Securities Regulation & Law Report
Author :
Publisher :
Page : 986 pages
File Size : 40,52 MB
Release : 1994
Category : Securities
ISBN :
Author :
Publisher :
Page : 986 pages
File Size : 40,52 MB
Release : 1994
Category : Securities
ISBN :
Author : Library of Congress
Publisher :
Page : 60 pages
File Size : 23,90 MB
Release : 1900
Category : Government publications
ISBN :
Author : Steve Neale
Publisher : Routledge
Page : 484 pages
File Size : 48,87 MB
Release : 2012-11-12
Category : Performing Arts
ISBN : 113572007X
The Classical Hollywood Reader brings together essential readings to provide a history of Hollywood from the 1910s to the mid 1960s. Following on from a Prologue that discusses the aesthetic characteristics of Classical Hollywood films, Part 1 covers the period between the 1910s and the mid-to-late 1920s. It deals with the advent of feature-length films in the US and the growing national and international dominance of the companies responsible for their production, distribution and exhibition. In doing so, it also deals with film making practices, aspects of style, the changing roles played by women in an increasingly business-oriented environment, and the different audiences in the US for which Hollywood sought to cater. Part 2 covers the period between the coming of sound in the mid 1920s and the beginnings of the demise of the `studio system` in late 1940s. In doing so it deals with the impact of sound on films and film production in the US and Europe, the subsequent impact of the Depression and World War II on the industry and its audiences, the growth of unions, and the roles played by production managers and film stars at the height of the studio era. Part 3 deals with aspects of style, censorship, technology, and film production. It includes articles on the Production Code, music and sound, cinematography, and the often neglected topic of animation. Part 4 covers the period between 1946 and 1966. It deals with the demise of the studio system and the advent of independent production. In an era of demographic and social change, it looks at the growth of drive-in theatres, the impact of television, the advent of new technologies, the increasing importance of international markets, the Hollywood blacklist, the rise in art house imports and in overseas production, and the eventual demise of the Production Code. Designed especially for courses on Hollywood Cinema, the Reader includes a number of newly researched and written chapters and a series of introductions to each of its parts.

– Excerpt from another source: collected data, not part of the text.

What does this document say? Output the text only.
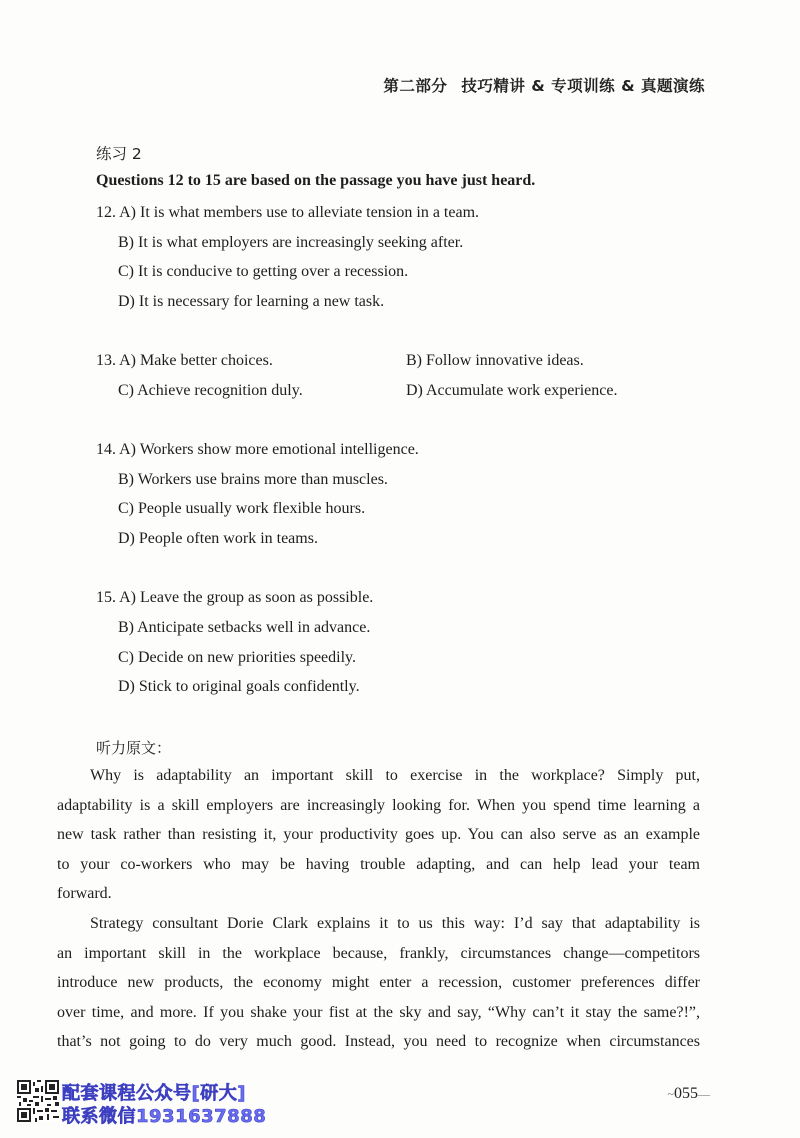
第二部分 技巧精讲 & 专项训练 & 真题演练
练习 2
Questions 12 to 15 are based on the passage you have just heard.
12. A) It is what members use to alleviate tension in a team.
B) It is what employers are increasingly seeking after.
C) It is conducive to getting over a recession.
D) It is necessary for learning a new task.
13. A) Make better choices.	B) Follow innovative ideas.
C) Achieve recognition duly.	D) Accumulate work experience.
14. A) Workers show more emotional intelligence.
B) Workers use brains more than muscles.
C) People usually work flexible hours.
D) People often work in teams.
15. A) Leave the group as soon as possible.
B) Anticipate setbacks well in advance.
C) Decide on new priorities speedily.
D) Stick to original goals confidently.
听力原文：
Why is adaptability an important skill to exercise in the workplace? Simply put,
adaptability is a skill employers are increasingly looking for. When you spend time learning a
new task rather than resisting it, your productivity goes up. You can also serve as an example
to your co-workers who may be having trouble adapting, and can help lead your team
forward.
Strategy consultant Dorie Clark explains it to us this way: I’d say that adaptability is
an important skill in the workplace because, frankly, circumstances change—competitors
introduce new products, the economy might enter a recession, customer preferences differ
over time, and more. If you shake your fist at the sky and say, “Why can’t it stay the same?!”,
that’s not going to do very much good. Instead, you need to recognize when circumstances
配套课程公众号[研大]
联系微信1931637888
~055—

It concludes with an epilogue, a list of resources for further research, and an extensive bibliography.
Author :
Publisher :
Page : 1046 pages
File Size : 20,42 MB
Release : 1936
Category : Banks and banking
ISBN :
Author : United States. Congress. Senate. Committee on Governmental Affairs
Publisher :
Page : 108 pages
File Size : 35,15 MB
Release : 2002
Category : Credit ratings
ISBN :
Author : Library of Congress
Publisher :
Page : 554 pages
File Size : 26,3 MB
Release : 1943
Category : Libraries
ISBN :
Author : United States. Securities and Exchange Commission
Publisher :
Page : 1376 pages
File Size : 43,15 MB
Release : 2010
Category : Securities
ISBN :
Author : Wyndham D. Miles
Publisher :
Page : 544 pages
File Size : 19,65 MB
Release : 1982
Category : Government publications
ISBN :
Author : Maurer Maurer
Publisher : DIANE Publishing
Page : 520 pages
File Size : 44,29 MB
Release : 1961
Category : United States
ISBN : 1428915850
Author : Caroline Jean Acker
Publisher : JHU Press
Page : 294 pages
File Size : 30,53 MB
Release : 2006-01-05
Category : Family & Relationships
ISBN : 9780801883835
Heroin was only one drug among many that worried Progressive Era anti-vice reformers, but by the mid-twentieth century, heroin addiction came to symbolize irredeemable deviance. Creating the American Junkie examines how psychiatrists and psychologists produced a construction of opiate addicts as deviants with inherently flawed personalities caught in the grip of a dependency from which few would ever escape. Their portrayal of the tough urban addict helped bolster the federal government's policy of drug prohibition and created a social context that made the life of the American heroin addict, or junkie, more, not less, precarious in the wake of Progressive Era reforms. Weaving together the accounts of addicts and researchers, Acker examines how the construction of addiction in the early twentieth century was strongly influenced by the professional concerns of psychiatrists seeking to increase their medical authority; by the disciplinary ambitions of pharmacologists to build a drug development infrastructure; and by the American Medical Association's campaign to reduce prescriptions of opiates and to absolve physicians in private practice from the necessity of treating difficult addicts as patients. In contrast, early sociological studies of heroin addicts formed a basis for criticizing the criminalization of addiction. By 1940, Acker concludes, a particular configuration of ideas about opiate addiction was firmly in place and remained essentially stable until the enormous demographic changes in drug use of the 1960s and 1970s prompted changes in the understanding of addiction—and in public policy.